Des poètes et des abattoirs
Ce qui se passe à Gaza est une abomination. Chaque nuit (d’insomniaque) je tente d’imaginer les scènes de détresse. Je suis catastrophé de voir, pour la première fois, mes amis poètes palestiniens devenus des « sans voix », quand ce n’est pas sans vie, pétrifiés devant l’incontrôlable.
La mort écrase tout un peuple.
Je ne peux pour autant oublier les atrocités commises dans les kibboutz (pour la plupart peuplés de soutiens aux Palestiniens) dignes des nazis de Treblinka. Je n’entends plus la voix de mes amis poètes israéliens : ont-ils peur d’exposer leurs silences ?
La mort dévore tout un pays.
Les horreurs du 7 octobre ne sont pas la cause de l’écrasement sous les bombes du peuple gazaoui, mais le prétexte à l’accomplissement d’une politique d’annexion par un gouvernement fascisant.
La politique calamiteuse d’Israël n’est pas la cause du massacre du 7 octobre, mais le prétexte à une tentative d’extermination « locale » de juifs par une organisation fasciste.
Il ne s’agit pas, à mon sens alarmé, de choisir entre ces 2 fascismes.
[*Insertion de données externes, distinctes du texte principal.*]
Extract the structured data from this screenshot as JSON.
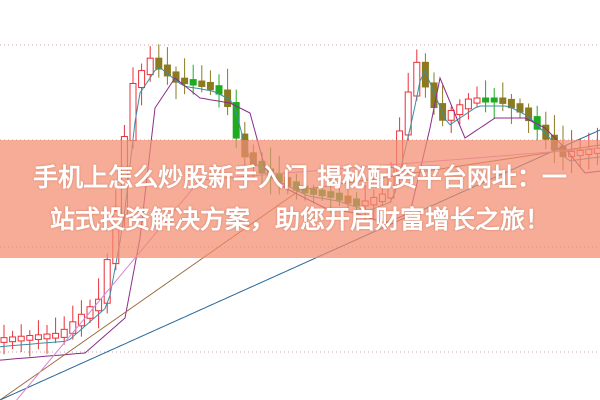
{
  "banner": {
    "line1": "手机上怎么炒股新手入门 揭秘配资平台网址：一",
    "line2": "站式投资解决方案，助您开启财富增长之旅！"
  },
  "colors": {
    "up": "#e8303a",
    "down": "#1faa1f",
    "down_flat": "#8b7a1f",
    "banner": "#f28c6e",
    "ma_purple": "#8b2c8b",
    "ma_teal": "#3a8fa0",
    "ma_brown": "#9a6a3a",
    "ma_pink": "#d88ad8",
    "ma_blue": "#2b6a9a"
  }
}
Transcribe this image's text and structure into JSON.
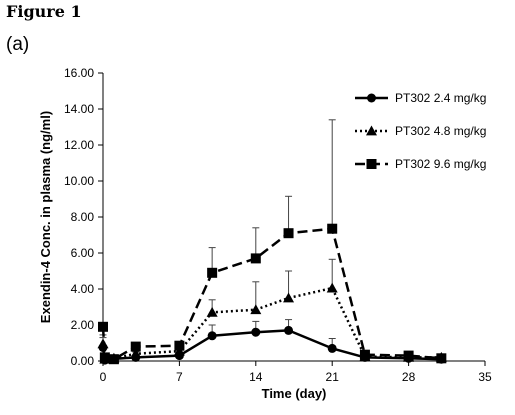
{
  "figure_title": "Figure 1",
  "panel_label": "(a)",
  "chart_data": {
    "type": "line",
    "xlabel": "Time (day)",
    "ylabel": "Exendin-4 Conc. in plasma (ng/ml)",
    "xlim": [
      0,
      35
    ],
    "ylim": [
      0,
      16
    ],
    "xticks": [
      0,
      7,
      14,
      21,
      28,
      35
    ],
    "xtick_labels": [
      "0",
      "7",
      "14",
      "21",
      "28",
      "35"
    ],
    "yticks": [
      0,
      2,
      4,
      6,
      8,
      10,
      12,
      14,
      16
    ],
    "ytick_labels": [
      "0.00",
      "2.00",
      "4.00",
      "6.00",
      "8.00",
      "10.00",
      "12.00",
      "14.00",
      "16.00"
    ],
    "grid": false,
    "legend_position": "top-right",
    "series": [
      {
        "name": "PT302 2.4 mg/kg",
        "marker": "circle",
        "line_style": "solid",
        "color": "#000000",
        "x": [
          0,
          0.17,
          1,
          3,
          7,
          10,
          14,
          17,
          21,
          24,
          28,
          31
        ],
        "y": [
          0.75,
          0.05,
          0.12,
          0.2,
          0.3,
          1.4,
          1.6,
          1.7,
          0.7,
          0.2,
          0.15,
          0.1
        ],
        "error": [
          0.55,
          0,
          0.1,
          0.1,
          0.1,
          0.6,
          0.6,
          0.6,
          0.55,
          0.1,
          0.1,
          0.05
        ]
      },
      {
        "name": "PT302 4.8 mg/kg",
        "marker": "triangle",
        "line_style": "dotted",
        "color": "#000000",
        "x": [
          0,
          0.17,
          1,
          3,
          7,
          10,
          14,
          17,
          21,
          24,
          28,
          31
        ],
        "y": [
          0.95,
          0.1,
          0.15,
          0.4,
          0.55,
          2.7,
          2.85,
          3.5,
          4.05,
          0.25,
          0.2,
          0.2
        ],
        "error": [
          0.5,
          0,
          0.1,
          0.1,
          0.15,
          0.7,
          1.55,
          1.5,
          1.6,
          0.1,
          0.1,
          0.1
        ]
      },
      {
        "name": "PT302 9.6 mg/kg",
        "marker": "square",
        "line_style": "dashed",
        "color": "#000000",
        "x": [
          0,
          0.17,
          1,
          3,
          7,
          10,
          14,
          17,
          21,
          24,
          28,
          31
        ],
        "y": [
          1.9,
          0.2,
          0.1,
          0.8,
          0.85,
          4.9,
          5.7,
          7.1,
          7.35,
          0.35,
          0.3,
          0.15
        ],
        "error": [
          0,
          0,
          0.05,
          0.1,
          0.1,
          1.4,
          1.7,
          2.05,
          6.05,
          0.1,
          0.1,
          0.05
        ]
      }
    ]
  }
}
Cette émotion qui submerge tout (et toutes et tous) il faut tenter de la replacer sur le terrain de la politique. D’où elle n’aurait jamais dû s’échapper ! Même si, pour l’heure, ça semble impossible.
Le discours défendant une paix politique devra attendre… combien de morts encore ?
C’est le seul que je me sens le droit – et la conscience - de tenir. Loin de l’abominable « théâtre des opérations », toute attitude consistant à surenchérir en paroles, dans le confort d’un pays en paix (provisoire ?) sur la violence des faits relève, à mon sens, d’une pitoyable et obscène posture.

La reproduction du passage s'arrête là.